What Is Nephrotic Syndrome? Symptoms, Causes, and Treatment Options Explained

Nephrotic syndrome is a kidney disorder characterized by a specific set of clinical features, the most prominent being excessive protein loss in the urine. Medically, this is defined as a 24-hour urinary protein excretion exceeding 3.5 grams. Alongside this, patients typically exhibit hypoalbuminemia, with plasma albumin levels dropping below 30 g/L. These biochemical abnormalities disrupt the body's fluid balance, leading to noticeable symptoms.

Common Signs and Physical Manifestations

One of the hallmark signs of nephrotic syndrome is edema, particularly in the lower extremities such as the legs and ankles. As fluid accumulates due to low blood protein levels, swelling can become more widespread. In severe cases, patients may develop fluid buildup in critical areas—such as pleural effusion (fluid around the lungs), ascites (abdominal fluid), or even pericardial effusion (fluid around the heart). These conditions can lead to shortness of breath, abdominal discomfort, and in rare instances, cardiac complications.

Associated Metabolic Abnormalities

Beyond protein imbalance, individuals with nephrotic syndrome often experience significant lipid disturbances. This includes elevated total cholesterol and increased levels of low-density lipoprotein (LDL), commonly referred to as "bad cholesterol." This condition, known as hyperlipidemia, not only reflects kidney dysfunction but also raises long-term cardiovascular risks, making it an important focus during treatment and monitoring.

Underlying Kidney Diseases That Cause Nephrotic Syndrome

Nephrotic syndrome is not a single disease but rather a clinical presentation resulting from various underlying kidney pathologies. The most frequently identified causes include:

Minimal Change Disease

This is especially common in children and often responds well to corticosteroid therapy. Despite significant proteinuria, kidney biopsy may show minimal structural changes under a light microscope.

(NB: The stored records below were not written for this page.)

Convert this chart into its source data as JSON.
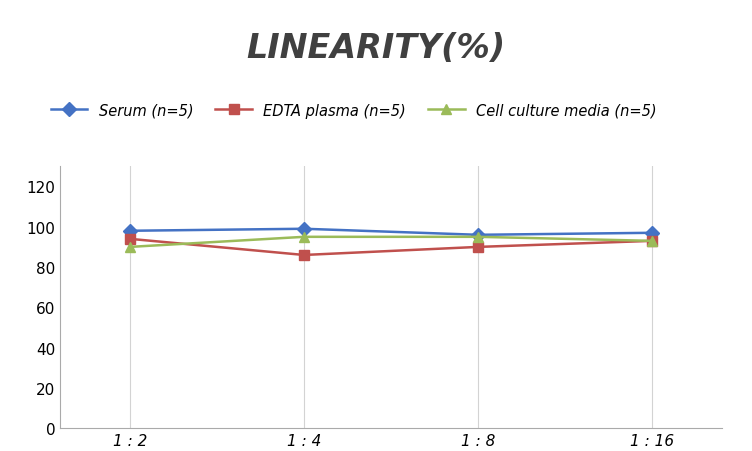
{
  "title": "LINEARITY(%)",
  "x_labels": [
    "1 : 2",
    "1 : 4",
    "1 : 8",
    "1 : 16"
  ],
  "x_positions": [
    0,
    1,
    2,
    3
  ],
  "series": [
    {
      "name": "Serum (n=5)",
      "values": [
        98,
        99,
        96,
        97
      ],
      "color": "#4472C4",
      "marker": "D",
      "linewidth": 1.8
    },
    {
      "name": "EDTA plasma (n=5)",
      "values": [
        94,
        86,
        90,
        93
      ],
      "color": "#C0504D",
      "marker": "s",
      "linewidth": 1.8
    },
    {
      "name": "Cell culture media (n=5)",
      "values": [
        90,
        95,
        95,
        93
      ],
      "color": "#9BBB59",
      "marker": "^",
      "linewidth": 1.8
    }
  ],
  "ylim": [
    0,
    130
  ],
  "yticks": [
    0,
    20,
    40,
    60,
    80,
    100,
    120
  ],
  "background_color": "#FFFFFF",
  "grid_color": "#D3D3D3",
  "title_fontsize": 24,
  "legend_fontsize": 10.5,
  "tick_fontsize": 11
}
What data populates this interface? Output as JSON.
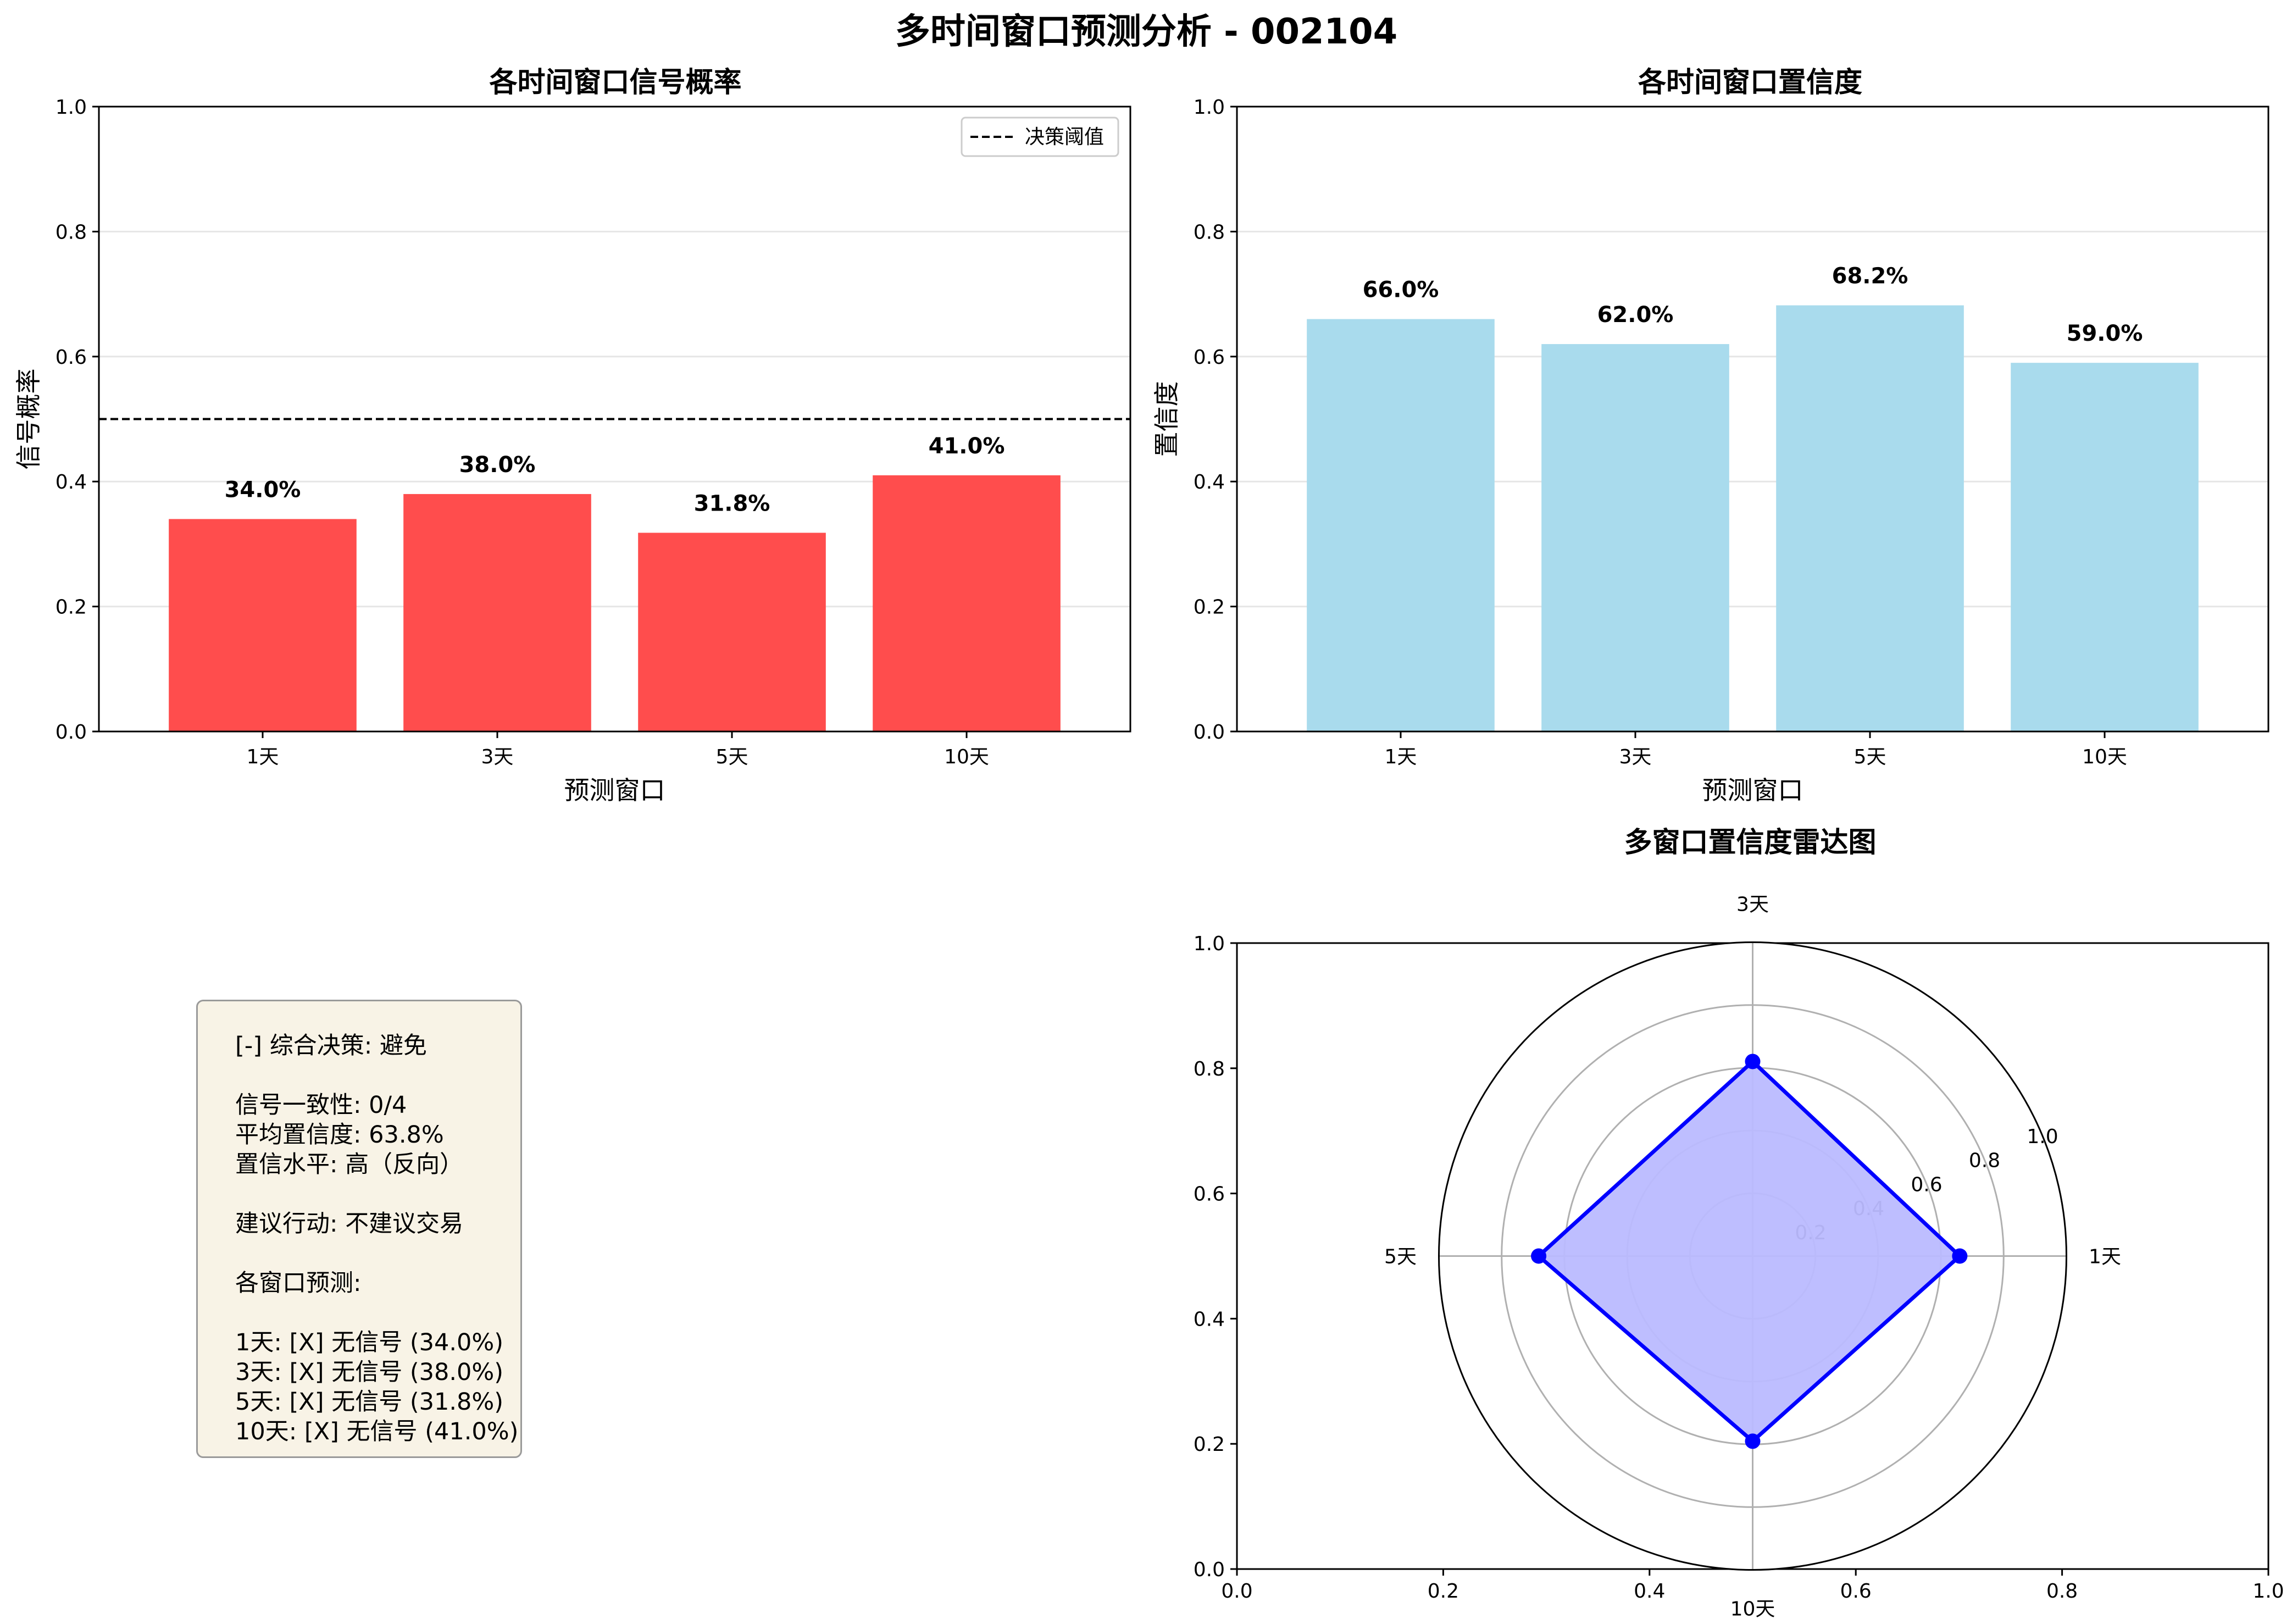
{
  "figure": {
    "title": "多时间窗口预测分析 - 002104"
  },
  "chart_data": [
    {
      "type": "bar",
      "title": "各时间窗口信号概率",
      "xlabel": "预测窗口",
      "ylabel": "信号概率",
      "categories": [
        "1天",
        "3天",
        "5天",
        "10天"
      ],
      "values": [
        0.34,
        0.38,
        0.318,
        0.41
      ],
      "data_labels": [
        "34.0%",
        "38.0%",
        "31.8%",
        "41.0%"
      ],
      "ylim": [
        0,
        1
      ],
      "yticks": [
        "0.0",
        "0.2",
        "0.4",
        "0.6",
        "0.8",
        "1.0"
      ],
      "threshold": {
        "value": 0.5,
        "label": "决策阈值",
        "style": "dashed"
      },
      "legend": "top-right",
      "grid": "y",
      "color": "#ff4d4d"
    },
    {
      "type": "bar",
      "title": "各时间窗口置信度",
      "xlabel": "预测窗口",
      "ylabel": "置信度",
      "categories": [
        "1天",
        "3天",
        "5天",
        "10天"
      ],
      "values": [
        0.66,
        0.62,
        0.682,
        0.59
      ],
      "data_labels": [
        "66.0%",
        "62.0%",
        "68.2%",
        "59.0%"
      ],
      "ylim": [
        0,
        1
      ],
      "yticks": [
        "0.0",
        "0.2",
        "0.4",
        "0.6",
        "0.8",
        "1.0"
      ],
      "grid": "y",
      "color": "#a9dbed"
    },
    {
      "type": "radar",
      "title": "多窗口置信度雷达图",
      "axes": [
        "1天",
        "3天",
        "5天",
        "10天"
      ],
      "values": [
        0.66,
        0.62,
        0.682,
        0.59
      ],
      "rlim": [
        0,
        1
      ],
      "rticks": [
        "0.2",
        "0.4",
        "0.6",
        "0.8",
        "1.0"
      ],
      "frame_xticks": [
        "0.0",
        "0.2",
        "0.4",
        "0.6",
        "0.8",
        "1.0"
      ],
      "frame_yticks": [
        "0.0",
        "0.2",
        "0.4",
        "0.6",
        "0.8",
        "1.0"
      ],
      "line_color": "#0000ff",
      "fill_color": "#babaff"
    }
  ],
  "summary": {
    "decision": "[-] 综合决策: 避免",
    "consistency": "信号一致性: 0/4",
    "avg_confidence": "平均置信度: 63.8%",
    "confidence_level": "置信水平: 高（反向）",
    "action": "建议行动: 不建议交易",
    "window_header": "各窗口预测:",
    "windows": [
      "1天: [X] 无信号 (34.0%)",
      "3天: [X] 无信号 (38.0%)",
      "5天: [X] 无信号 (31.8%)",
      "10天: [X] 无信号 (41.0%)"
    ]
  }
}
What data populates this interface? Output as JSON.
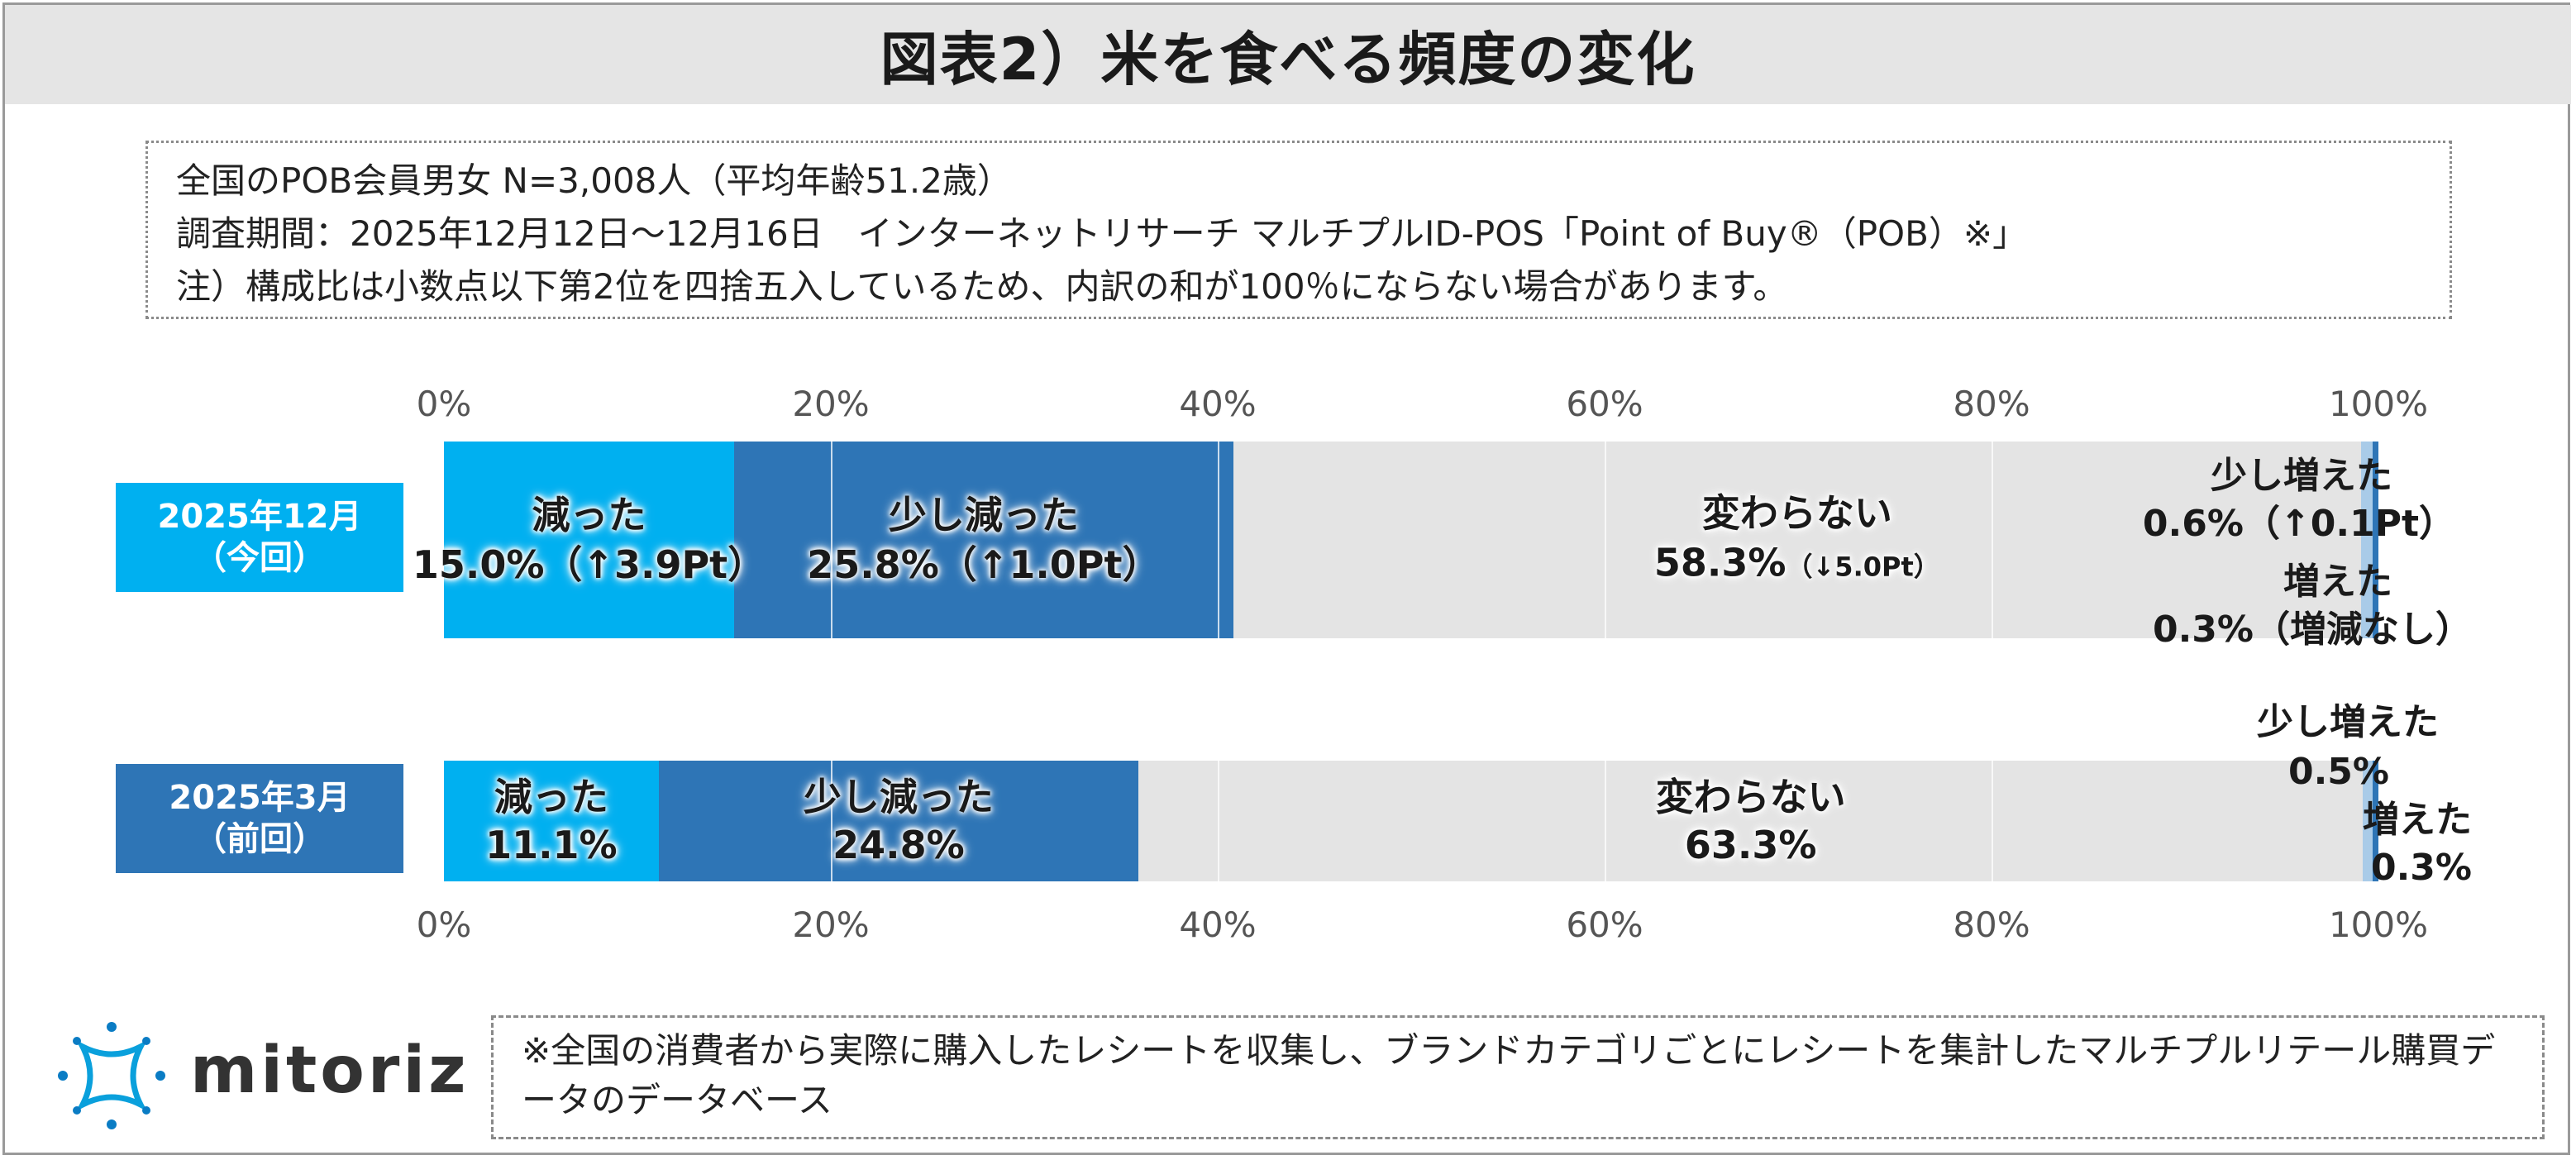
{
  "title": "図表2）米を食べる頻度の変化",
  "notes": [
    "全国のPOB会員男女 N=3,008人（平均年齢51.2歳）",
    "調査期間：2025年12月12日〜12月16日　インターネットリサーチ マルチプルID-POS「Point of Buy®（POB）※」",
    "注）構成比は小数点以下第2位を四捨五入しているため、内訳の和が100％にならない場合があります。"
  ],
  "chart_data": {
    "type": "bar",
    "orientation": "horizontal",
    "stacked": true,
    "xlim": [
      0,
      100
    ],
    "x_ticks": [
      "0%",
      "20%",
      "40%",
      "60%",
      "80%",
      "100%"
    ],
    "categories": [
      "2025年12月（今回）",
      "2025年3月（前回）"
    ],
    "series": [
      {
        "name": "減った",
        "values": [
          15.0,
          11.1
        ],
        "color": "#00b0f0"
      },
      {
        "name": "少し減った",
        "values": [
          25.8,
          24.8
        ],
        "color": "#2e75b6"
      },
      {
        "name": "変わらない",
        "values": [
          58.3,
          63.3
        ],
        "color": "#e4e4e4"
      },
      {
        "name": "少し増えた",
        "values": [
          0.6,
          0.5
        ],
        "color": "#a9cbe8"
      },
      {
        "name": "増えた",
        "values": [
          0.3,
          0.3
        ],
        "color": "#2e75b6"
      }
    ],
    "current_labels": {
      "decreased": {
        "name": "減った",
        "value": "15.0%（↑3.9Pt）"
      },
      "slightly_decreased": {
        "name": "少し減った",
        "value": "25.8%（↑1.0Pt）"
      },
      "unchanged": {
        "name": "変わらない",
        "value": "58.3%",
        "change": "（↓5.0Pt）"
      },
      "slightly_increased": {
        "name": "少し増えた",
        "value": "0.6%（↑0.1Pt）"
      },
      "increased": {
        "name": "増えた",
        "value": "0.3%（増減なし）"
      }
    },
    "previous_labels": {
      "decreased": {
        "name": "減った",
        "value": "11.1%"
      },
      "slightly_decreased": {
        "name": "少し減った",
        "value": "24.8%"
      },
      "unchanged": {
        "name": "変わらない",
        "value": "63.3%"
      },
      "slightly_increased": {
        "name": "少し増えた",
        "value": "0.5%"
      },
      "increased": {
        "name": "増えた",
        "value": "0.3%"
      }
    }
  },
  "row_labels": {
    "current": {
      "line1": "2025年12月",
      "line2": "（今回）"
    },
    "previous": {
      "line1": "2025年3月",
      "line2": "（前回）"
    }
  },
  "footer": "※全国の消費者から実際に購入したレシートを収集し、ブランドカテゴリごとにレシートを集計したマルチプルリテール購買データのデータベース",
  "logo_text": "mitoriz"
}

Focal Segmental Glomerulosclerosis (FSGS)

A leading cause in adults, FSGS involves scarring in certain segments of the kidney's filtering units. It tends to be more resistant to treatment and carries a higher risk of progressing to chronic kidney disease.

Membranous Nephropathy

Often seen in middle-aged and older adults, this condition results from immune complex deposits thickening the glomerular membrane. It is one of the most common causes of adult-onset nephrotic syndrome.

Membranoproliferative Glomerulonephritis (MPGN)

This less common form involves both thickening and increased cellularity in the glomeruli, usually linked to autoimmune or chronic infectious conditions.

Treatment Approaches Based on Diagnosis

Effective management of nephrotic syndrome depends heavily on identifying the precise underlying pathology through kidney biopsy. Standard treatment protocols often involve immunosuppressive therapies tailored to the specific diagnosis.

Corticosteroids, such as prednisone, are commonly prescribed, especially for minimal change disease and some forms of FSGS. They are frequently combined with other immunosuppressants like cyclophosphamide, tacrolimus, or cyclosporine to enhance response and reduce relapse rates.

In cases of membranous nephropathy, newer biologic agents have revolutionized treatment. Rituximab, a monoclonal antibody that targets B cells, has shown high efficacy in inducing remission and is increasingly used as a first-line option, particularly for patients who are at high risk or intolerant to traditional drugs.

Managing Complications and Long-Term Risks

Patients with nephrotic syndrome face several serious complications that require proactive prevention and monitoring. Due to weakened immunity from protein loss and medication side effects, they are highly susceptible to infections, including bacterial pneumonia and spontaneous peritonitis.

Another major concern is the increased risk of thromboembolic events, such as deep vein thrombosis (DVT) or pulmonary embolism. This stems from the imbalance of clotting factors in the blood caused by the syndrome itself. Doctors may recommend anticoagulant therapy in high-risk cases.

Finally, progressive kidney damage can lead to chronic kidney disease or renal failure. Regular follow-ups, blood pressure control, dietary adjustments (like reduced salt and protein intake), and tight management of cholesterol are essential components of long-term care.

Early diagnosis, personalized treatment, and comprehensive monitoring significantly improve outcomes for individuals living with nephrotic syndrome. With advances in immunology and targeted therapies, many patients now achieve remission and maintain a good quality of life.